Farzaneh Bayan Memar
2026
Ellat at SemEval-2026 Task 11: Comparing Encoder and Decoder Models for Syllogistic Reasoning
Farzaneh Bayan Memar | Hanneke Huls | Matthijs Ten Hove
Proceedings of the 20th International Workshop on Semantic Evaluation (2026)
Farzaneh Bayan Memar | Hanneke Huls | Matthijs Ten Hove
Proceedings of the 20th International Workshop on Semantic Evaluation (2026)

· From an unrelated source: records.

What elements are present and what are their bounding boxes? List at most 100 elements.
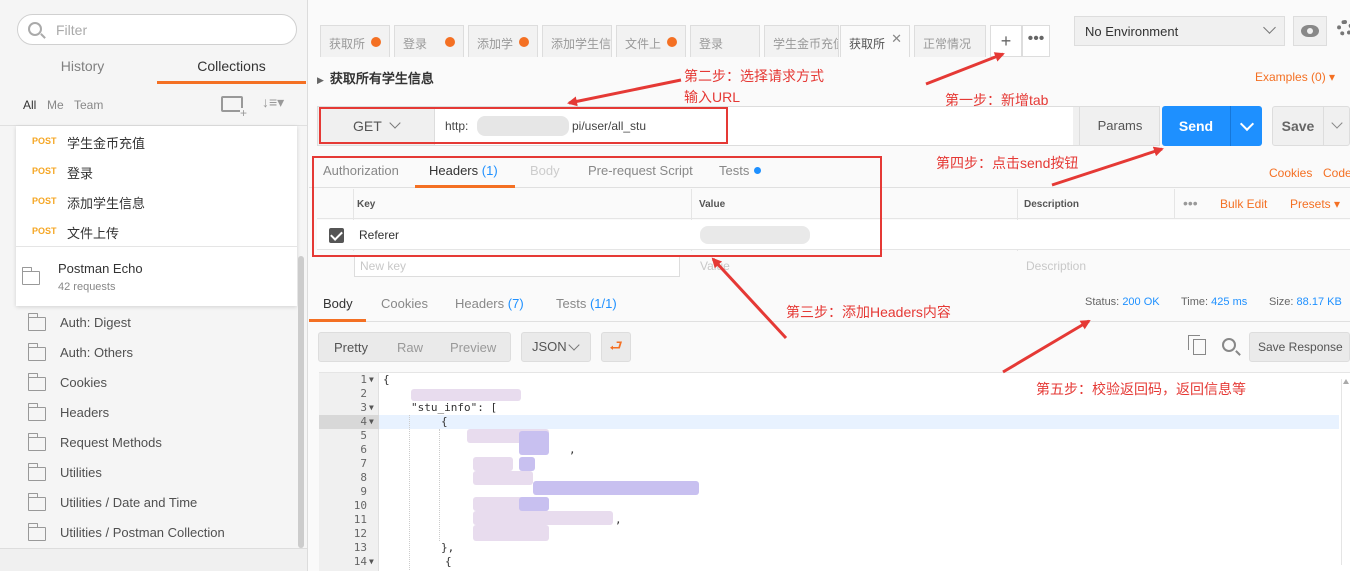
new-tab-button[interactable]: +: [990, 25, 1022, 57]
view-preview[interactable]: Preview: [450, 340, 496, 355]
tab-response-body[interactable]: Body: [323, 296, 353, 311]
sidebar: Filter History Collections All Me Team ↓…: [0, 0, 308, 571]
send-button[interactable]: Send: [1162, 106, 1262, 146]
folder-item[interactable]: Auth: Others: [24, 338, 294, 368]
close-icon[interactable]: ✕: [891, 32, 902, 47]
eye-icon[interactable]: [1293, 16, 1327, 46]
request-tab[interactable]: 添加学: [468, 25, 538, 57]
request-tab[interactable]: 登录: [690, 25, 760, 57]
save-label: Save: [1281, 118, 1315, 134]
tab-response-cookies[interactable]: Cookies: [381, 296, 428, 311]
fold-toggle-icon[interactable]: ▼: [369, 557, 374, 566]
tab-label: 添加学生信息: [551, 37, 612, 51]
annotation-step5: 第五步：校验返回码，返回信息等: [1036, 381, 1246, 397]
save-response-button[interactable]: Save Response: [1249, 332, 1350, 362]
save-button[interactable]: Save: [1272, 106, 1350, 146]
code-line: {: [383, 373, 390, 386]
gear-icon[interactable]: [1337, 20, 1350, 36]
chevron-down-icon: [1263, 21, 1276, 34]
list-item[interactable]: POST 文件上传: [16, 216, 297, 246]
folder-item[interactable]: Utilities / Postman Collection: [24, 518, 294, 548]
folder-name: Auth: Others: [60, 345, 133, 360]
size-value[interactable]: 88.17 KB: [1297, 296, 1342, 308]
new-description-input[interactable]: Description: [1026, 259, 1086, 273]
folder-icon: [27, 463, 46, 481]
size-meta: Size: 88.17 KB: [1269, 296, 1342, 308]
folder-item[interactable]: Utilities / Date and Time: [24, 488, 294, 518]
environment-select[interactable]: No Environment: [1074, 16, 1285, 46]
indent-guide: [409, 415, 410, 571]
new-key-input[interactable]: New key: [354, 255, 680, 277]
list-item[interactable]: POST 学生金币充值: [16, 126, 297, 156]
folder-icon: [27, 523, 46, 541]
status-value[interactable]: 200 OK: [1122, 296, 1159, 308]
editor-scrollbar[interactable]: [1341, 379, 1350, 565]
folder-item[interactable]: Auth: Digest: [24, 308, 294, 338]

For SemEval-2026 Task 11 (Subtask 1: English), Team Ellat investigates whether language models can assess logical validity independently of semantic plausibility. Since these models learn statistical patterns instead of explicit logical rules, they often rely on world knowledge and semantic shortcuts rather than formal logic. To address this challenge, we evaluate three architectures: MiniLM-L6-mnli-binary, DeBERTa-v3-small, and Llama 3.1-8B-Instruct, applying task-specific fine-tuning for encoder models and Abstract Logic Augmentation with QLoRA for LLaMA. DeBERTa achieved the strongest overall performance, MiniLM showed clear reductions in content bias after fine-tuning, and Llama 3.1-8B exhibited strong plausibility bias in the zero-shot setting. However, our augmented fine-tuning approach led to only modest improvements and a partial shift toward structure-based reasoning. Overall, fine-tuning and abstraction-based augmentation reduce plausibility bias, but fully separating logical validity from semantic content remains challenging across architectures.